To help you manage pain, your doctor might suggest one or more of these drugs:
- Over-the-counter pain relievers such as acetaminophen (Tylenol), aspirin, ibuprofen (Motrin, Advil), or naproxen (Aleve). These drugs help with mild pain.
- Opioid drugs like morphine (MS Contin), codeine, oxycodone (Roxicodone, Oxaydo), and hydrocodone (Tussigon) can help with more severe pain. However, they can become addictive.
- Steroid drugs like prednisone can help with pain caused by swelling.
You can also try nondrug pain relief methods, such as breathing techniques, heat or cold, and distraction.
If your back pain isn’t caused by cancer, treatments such as massage therapy, physical therapy, and stretching may help relieve pain.

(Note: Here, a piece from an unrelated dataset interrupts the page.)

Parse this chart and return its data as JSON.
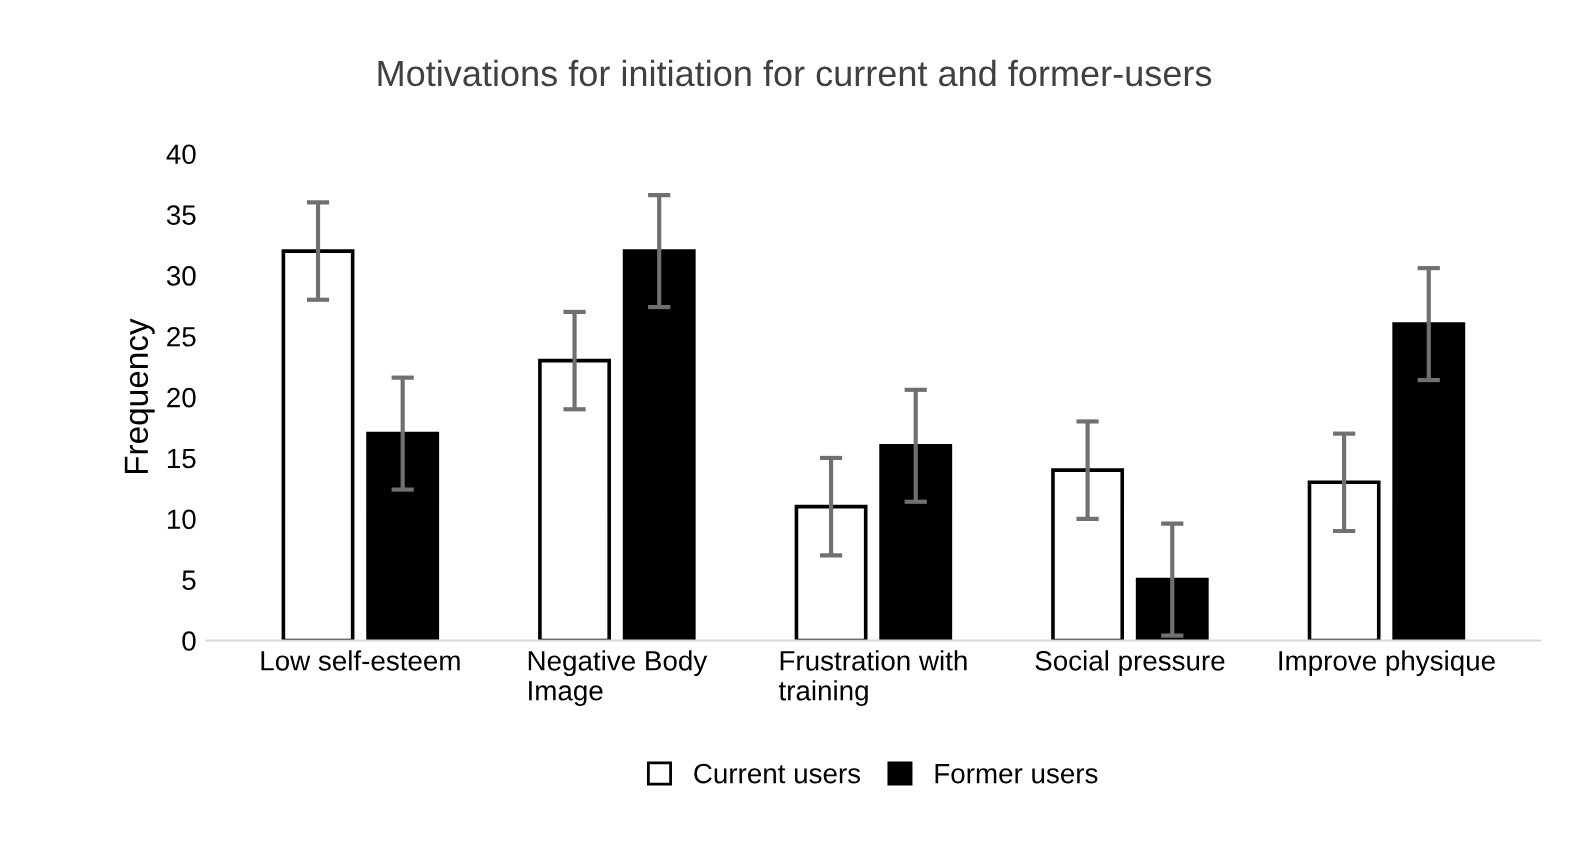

Back pain may be a symptom of metastatic breast cancer in some cases. Metastatic breast cancer isn’t curable, but you can manage it. You can slow the progress of your cancer with treatments like hormone therapy, chemotherapy, and radiation. These treatments can prolong your life and improve your quality of life.
You also can enroll in a clinical trial. These studies test new treatments that aren’t yet available to the public. Ask your doctor how to find a trial that matches your cancer type.